Nato is an environmental scientist and one of the original Greens in Georgia from the late 1980 and early 1990s. She is thankfully assisting and guiding me on my visit in Georgia. She was the Greens Party of Georgia representative to the European Green Party. She explained how the original Greens Party had three sections within one organization: the Greens Movement that focused on education and action in civil society, the research arm that did scientific and policy studies, and the Greens Party that focused on electoral and legislative politics. But legislation in the mid 1990s required the legal separation of these organizations. Although the three branches of the Green movement tried to continue coordinating informally, they drifted apart.

The Greens Party was weakened because it was not able to draw directly on the Greens Movement activists. What had been a party of 6,000 dues-paying members with 11 members of parliament in the early 1990s is today a party of 3,000 nominal members who do not support the party with dues and have no parliamentary representation. The party was also undoubtedly hurt when its early leader, Zurab Zhvania, left the party in the 1995 parliamentary election to form another party with Eduard Shevardnadze, as I recounted in my previous dispatches. Many Greens followed Zhvania out of the party, including Nino Chkhobadze, a co-founder of the Greens Movement, who due to Zhvania’s influence, became Georgia’s environmental minister from 1995 until 2004 when she resigned in opposition to an environmentally and geopolitically controversial oil pipeline.

Nato has set up a meeting for me with Nino tomorrow. Nino remains active in the Greens Movement, whose website indicates the movement remains an active popular organization. It is affiliated with Friends of the Earth International.

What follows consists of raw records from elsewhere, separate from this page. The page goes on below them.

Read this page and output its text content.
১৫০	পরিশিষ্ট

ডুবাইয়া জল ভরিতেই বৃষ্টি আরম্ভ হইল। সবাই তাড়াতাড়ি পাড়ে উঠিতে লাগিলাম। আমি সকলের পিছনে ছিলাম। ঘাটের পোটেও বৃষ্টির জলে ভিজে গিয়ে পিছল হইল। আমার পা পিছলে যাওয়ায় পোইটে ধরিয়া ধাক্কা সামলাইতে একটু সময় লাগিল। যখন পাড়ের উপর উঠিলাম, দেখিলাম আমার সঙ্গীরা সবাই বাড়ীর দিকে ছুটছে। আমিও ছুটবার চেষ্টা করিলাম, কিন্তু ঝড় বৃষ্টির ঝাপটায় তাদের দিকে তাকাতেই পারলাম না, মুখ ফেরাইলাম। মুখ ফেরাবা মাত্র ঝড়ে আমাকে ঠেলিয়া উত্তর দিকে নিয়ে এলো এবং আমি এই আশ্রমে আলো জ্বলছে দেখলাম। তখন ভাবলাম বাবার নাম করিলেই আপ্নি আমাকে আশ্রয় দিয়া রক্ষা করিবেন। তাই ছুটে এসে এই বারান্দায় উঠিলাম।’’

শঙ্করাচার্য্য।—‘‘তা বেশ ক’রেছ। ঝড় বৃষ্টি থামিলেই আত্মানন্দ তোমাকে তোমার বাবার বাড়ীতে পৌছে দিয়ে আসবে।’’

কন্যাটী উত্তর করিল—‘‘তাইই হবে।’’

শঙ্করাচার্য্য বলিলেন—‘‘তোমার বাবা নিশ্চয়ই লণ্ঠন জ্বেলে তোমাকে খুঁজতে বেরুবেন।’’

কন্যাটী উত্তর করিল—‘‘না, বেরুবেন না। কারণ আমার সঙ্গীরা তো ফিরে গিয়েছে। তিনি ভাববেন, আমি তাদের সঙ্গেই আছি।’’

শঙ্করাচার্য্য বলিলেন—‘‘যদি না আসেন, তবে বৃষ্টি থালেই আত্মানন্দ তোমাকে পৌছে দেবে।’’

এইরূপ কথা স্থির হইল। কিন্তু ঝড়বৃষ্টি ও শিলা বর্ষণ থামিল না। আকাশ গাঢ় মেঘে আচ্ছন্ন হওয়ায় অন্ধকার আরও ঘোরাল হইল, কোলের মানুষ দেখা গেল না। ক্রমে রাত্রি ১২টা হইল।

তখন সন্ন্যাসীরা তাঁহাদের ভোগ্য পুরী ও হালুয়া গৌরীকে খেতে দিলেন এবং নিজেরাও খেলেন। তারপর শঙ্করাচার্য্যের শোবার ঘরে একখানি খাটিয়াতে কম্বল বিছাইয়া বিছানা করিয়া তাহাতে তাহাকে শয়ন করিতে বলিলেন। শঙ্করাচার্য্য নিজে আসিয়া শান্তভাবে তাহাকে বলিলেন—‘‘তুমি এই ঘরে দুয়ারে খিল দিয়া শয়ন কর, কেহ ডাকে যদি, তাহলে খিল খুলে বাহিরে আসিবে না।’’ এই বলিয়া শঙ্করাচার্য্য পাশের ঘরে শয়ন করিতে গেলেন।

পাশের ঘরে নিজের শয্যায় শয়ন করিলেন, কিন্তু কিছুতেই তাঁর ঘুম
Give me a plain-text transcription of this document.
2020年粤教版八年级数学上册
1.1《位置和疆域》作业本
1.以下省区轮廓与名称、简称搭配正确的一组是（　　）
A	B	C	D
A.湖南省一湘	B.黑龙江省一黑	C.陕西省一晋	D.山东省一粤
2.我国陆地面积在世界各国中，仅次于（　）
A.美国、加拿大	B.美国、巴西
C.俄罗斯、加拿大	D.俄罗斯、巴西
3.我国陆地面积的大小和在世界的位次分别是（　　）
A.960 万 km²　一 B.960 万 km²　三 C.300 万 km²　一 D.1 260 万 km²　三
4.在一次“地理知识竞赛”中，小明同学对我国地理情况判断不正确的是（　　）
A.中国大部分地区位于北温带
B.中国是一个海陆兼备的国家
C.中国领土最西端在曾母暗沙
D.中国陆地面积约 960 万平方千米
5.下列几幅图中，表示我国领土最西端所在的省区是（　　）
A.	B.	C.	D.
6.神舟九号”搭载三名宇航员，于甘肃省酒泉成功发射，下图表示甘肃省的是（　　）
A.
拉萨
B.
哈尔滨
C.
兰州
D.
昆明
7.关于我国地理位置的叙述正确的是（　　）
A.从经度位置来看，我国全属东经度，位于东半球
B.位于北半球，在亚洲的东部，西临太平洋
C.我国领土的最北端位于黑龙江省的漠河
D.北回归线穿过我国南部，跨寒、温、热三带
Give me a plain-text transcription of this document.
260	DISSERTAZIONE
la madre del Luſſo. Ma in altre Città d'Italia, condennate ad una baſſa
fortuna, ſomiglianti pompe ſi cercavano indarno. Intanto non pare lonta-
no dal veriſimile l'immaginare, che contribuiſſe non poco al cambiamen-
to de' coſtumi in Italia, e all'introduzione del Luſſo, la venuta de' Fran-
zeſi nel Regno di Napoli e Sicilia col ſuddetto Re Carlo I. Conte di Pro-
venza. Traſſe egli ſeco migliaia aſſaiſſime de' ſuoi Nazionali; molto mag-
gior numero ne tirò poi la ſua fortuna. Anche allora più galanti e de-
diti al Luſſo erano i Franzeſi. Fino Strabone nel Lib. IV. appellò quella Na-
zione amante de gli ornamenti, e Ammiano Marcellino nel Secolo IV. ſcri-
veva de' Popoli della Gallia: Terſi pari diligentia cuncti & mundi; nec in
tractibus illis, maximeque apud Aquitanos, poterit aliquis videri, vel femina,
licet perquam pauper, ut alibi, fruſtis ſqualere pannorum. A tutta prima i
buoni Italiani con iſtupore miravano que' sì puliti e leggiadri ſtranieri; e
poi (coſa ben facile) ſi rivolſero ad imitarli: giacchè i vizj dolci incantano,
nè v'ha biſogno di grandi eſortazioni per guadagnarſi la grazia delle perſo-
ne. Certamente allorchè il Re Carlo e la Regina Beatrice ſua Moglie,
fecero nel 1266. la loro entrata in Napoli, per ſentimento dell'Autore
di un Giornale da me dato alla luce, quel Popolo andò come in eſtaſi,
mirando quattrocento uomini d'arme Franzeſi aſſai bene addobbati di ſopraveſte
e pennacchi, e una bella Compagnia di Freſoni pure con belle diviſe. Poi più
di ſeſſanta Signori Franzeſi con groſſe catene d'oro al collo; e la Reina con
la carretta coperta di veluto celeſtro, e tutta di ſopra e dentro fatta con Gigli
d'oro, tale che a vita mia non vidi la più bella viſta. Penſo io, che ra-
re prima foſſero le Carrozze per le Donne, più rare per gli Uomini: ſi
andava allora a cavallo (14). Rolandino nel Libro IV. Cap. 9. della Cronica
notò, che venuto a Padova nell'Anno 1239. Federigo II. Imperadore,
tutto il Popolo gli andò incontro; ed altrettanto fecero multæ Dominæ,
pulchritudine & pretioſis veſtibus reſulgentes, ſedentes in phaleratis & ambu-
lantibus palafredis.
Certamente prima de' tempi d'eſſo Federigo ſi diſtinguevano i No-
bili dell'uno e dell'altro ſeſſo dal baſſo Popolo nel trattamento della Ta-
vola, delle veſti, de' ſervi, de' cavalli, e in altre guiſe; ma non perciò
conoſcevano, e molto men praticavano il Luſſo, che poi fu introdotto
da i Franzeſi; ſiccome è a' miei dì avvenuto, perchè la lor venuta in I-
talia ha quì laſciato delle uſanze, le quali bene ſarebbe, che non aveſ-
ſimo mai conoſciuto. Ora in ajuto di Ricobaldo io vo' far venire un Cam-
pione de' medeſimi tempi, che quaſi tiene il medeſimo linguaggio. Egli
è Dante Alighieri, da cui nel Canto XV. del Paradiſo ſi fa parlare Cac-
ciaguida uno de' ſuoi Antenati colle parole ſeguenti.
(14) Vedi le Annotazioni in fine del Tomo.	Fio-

The Greens Party of Georgia is affiliated with the European Green Party (EGP), but the website link listed on their affiliation page with the EGP is a dead link.

Later in the week, we will be meeting with activists in the new, younger Green Party that has a more egalitarian feminist, pro-LGBTQ, and economic and environmental justice orientation than the old Green Party. We will travel to the sites of the anti-mining and anti-mega dam battles. And we will monitor and perhaps witness any mass marches and demonstrations concerning the election results.